Hi! Here’s a slightly tardy update on a cool experience in Oxford. As of publishing, I am in Canterbury and we leave for Cambridge tomorrow afternoon.

On the 16th, I visited the Bodleian Library at Oxford University, which is an incredible experience. There are books on display from 1505, and the library itself dates back to the eighth century. Later, I visited an unassuming boba tea shop with windows and walls covered in notes. I was honestly more intrigued and impacted by the note wall than by the library.

First, some explanation: I have the utmost respect for established institutions and it was amazing to get a peek into the inner workings of a historic university. We learned about the practices and habits of the college in regards to administration and education and even discipline. Our tour guide said “there is an easy way and a complicated way to do things, and people of Oxford will always choose the complicated way”. This proved true as she described the system of smaller “colleges” within the larger university and which jurisdiction belonged where.

The Radcliffe Medical Library. Pictures of the inside were forbidden, but they have not only an ornate building, but a labyrinth of underground book storage and reading rooms. The people of Oxford are dedicated to the preservation and expansion of knowledge to an impressive degree.
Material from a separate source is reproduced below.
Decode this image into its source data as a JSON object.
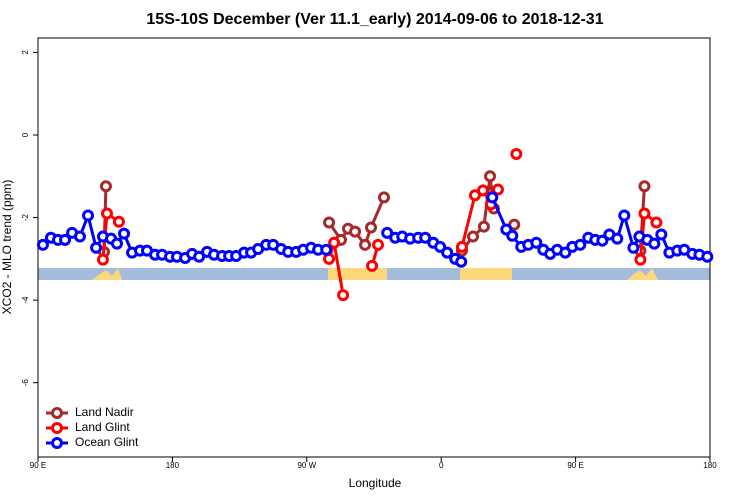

This is the Oxford coat of arms. The Latin phrase means “God my inspiration” and the open book is something of an Oxford inside joke, since the Cambridge coat of arms is a closed book. It was fun to learn about the ongoing friendly competition between the two iconic institutions. This is the only example where the page is turned down, to show that they read more than one page of the book, a rebuttal to a Cambridge diss.

The tour was lovely, but at the end I was left to find lunch in Oxford and while away two hours. I was burned out on travel and history and needed a break. I was also going through some issues with comrades and feeling insecure and isolated. I wandered through town until I found the Covered Market, with a sign proclaiming the establishment dates from 1774. Although the concept of the market had deep roots, many of the shops looked new. An unassuming boba tea shop caught my eye, not because I was thirsty, but because the walls were a work of art.
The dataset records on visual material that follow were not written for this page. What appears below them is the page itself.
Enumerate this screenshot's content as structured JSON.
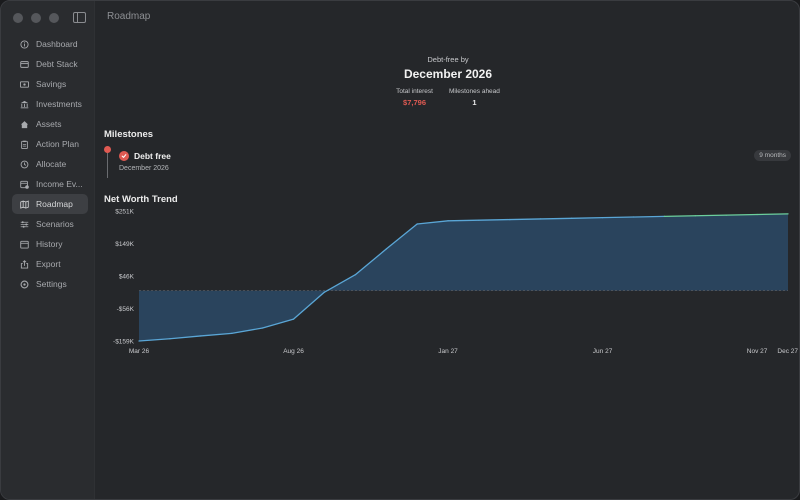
{
  "window": {
    "title": "Roadmap"
  },
  "sidebar": {
    "items": [
      {
        "label": "Dashboard",
        "icon": "info-circle-icon",
        "active": false
      },
      {
        "label": "Debt Stack",
        "icon": "credit-card-icon",
        "active": false
      },
      {
        "label": "Savings",
        "icon": "banknote-icon",
        "active": false
      },
      {
        "label": "Investments",
        "icon": "bank-building-icon",
        "active": false
      },
      {
        "label": "Assets",
        "icon": "house-icon",
        "active": false
      },
      {
        "label": "Action Plan",
        "icon": "clipboard-icon",
        "active": false
      },
      {
        "label": "Allocate",
        "icon": "clock-arrow-icon",
        "active": false
      },
      {
        "label": "Income Ev...",
        "icon": "calendar-money-icon",
        "active": false
      },
      {
        "label": "Roadmap",
        "icon": "map-icon",
        "active": true
      },
      {
        "label": "Scenarios",
        "icon": "sliders-icon",
        "active": false
      },
      {
        "label": "History",
        "icon": "calendar-icon",
        "active": false
      },
      {
        "label": "Export",
        "icon": "share-icon",
        "active": false
      },
      {
        "label": "Settings",
        "icon": "gear-icon",
        "active": false
      }
    ]
  },
  "summary": {
    "kicker": "Debt-free by",
    "date": "December 2026",
    "total_interest_label": "Total interest",
    "total_interest_value": "$7,796",
    "milestones_ahead_label": "Milestones ahead",
    "milestones_ahead_value": "1"
  },
  "milestones": {
    "title": "Milestones",
    "items": [
      {
        "name": "Debt free",
        "date": "December 2026",
        "badge": "9 months"
      }
    ]
  },
  "chart_data": {
    "type": "area",
    "title": "Net Worth Trend",
    "y_tick_labels": [
      "$251K",
      "$149K",
      "$46K",
      "-$56K",
      "-$159K"
    ],
    "y_tick_values": [
      251,
      149,
      46,
      -56,
      -159
    ],
    "ylim": [
      -159,
      251
    ],
    "baseline": 0,
    "x_tick_labels": [
      "Mar 26",
      "Aug 26",
      "Jan 27",
      "Jun 27",
      "Nov 27",
      "Dec 27"
    ],
    "x_tick_index": [
      0,
      5,
      10,
      15,
      20,
      21
    ],
    "series": [
      {
        "values": [
          -159,
          -152,
          -143,
          -135,
          -118,
          -90,
          -5,
          50,
          131,
          210,
          220,
          222,
          224,
          226,
          228,
          230,
          232,
          234,
          236,
          238,
          240,
          242
        ]
      }
    ],
    "colors": {
      "line_below": "#5aa6d6",
      "line_above": "#6ccf9c",
      "fill": "#2c4a66",
      "baseline": "#50555c"
    },
    "grid": false
  }
}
The sheer number of post-it notes on the windows made for a Pinterest-worthy set up. The color was a refreshing surprise on a dreary day. Upon closer inspection, I saw a variety of words and artwork on each note,

This note made me smile. I don’t know who Lottie or Melissa are, but I hope they and their feet are happy together.

This was my small contribution to the collection. I don’t know who will see it, but I hope they will smile.
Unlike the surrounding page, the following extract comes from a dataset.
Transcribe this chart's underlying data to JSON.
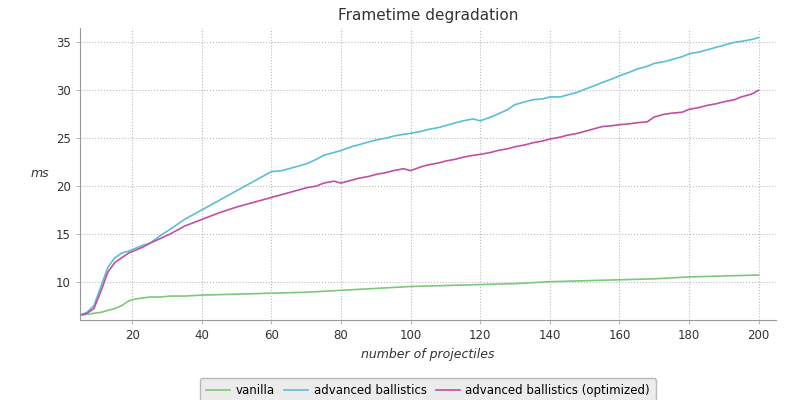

The connection between historical and modern records struck me as intriguing. I found myself wanting to know more about the writers of the notes and what prompted them to inscribe their thoughts and feelings. While the records of history are important and well worth preserving, they are less accessible to the general public, and less applicable or relatable. I found myself understanding and agreeing with many of the neon sentiments and engaging in a sort of conversation with them. It just goes to show that while the methods and frequency of written records have evolved over time, the impulse to preserve our minutiae has not.

This leads me to question the nature of my blog as well. I view my writings in a similar position as notes on the wall, as thought processes that someone down the line may enjoy. I don’t necessarily write for approval, although I won’t turn it down. I write to share my passion about things that spark joy in me, to process complex ideas and themes, and to hopefully inspire discussion and thought in others, whether I know them or not. What I write about may change over time, but these core values are my North Star.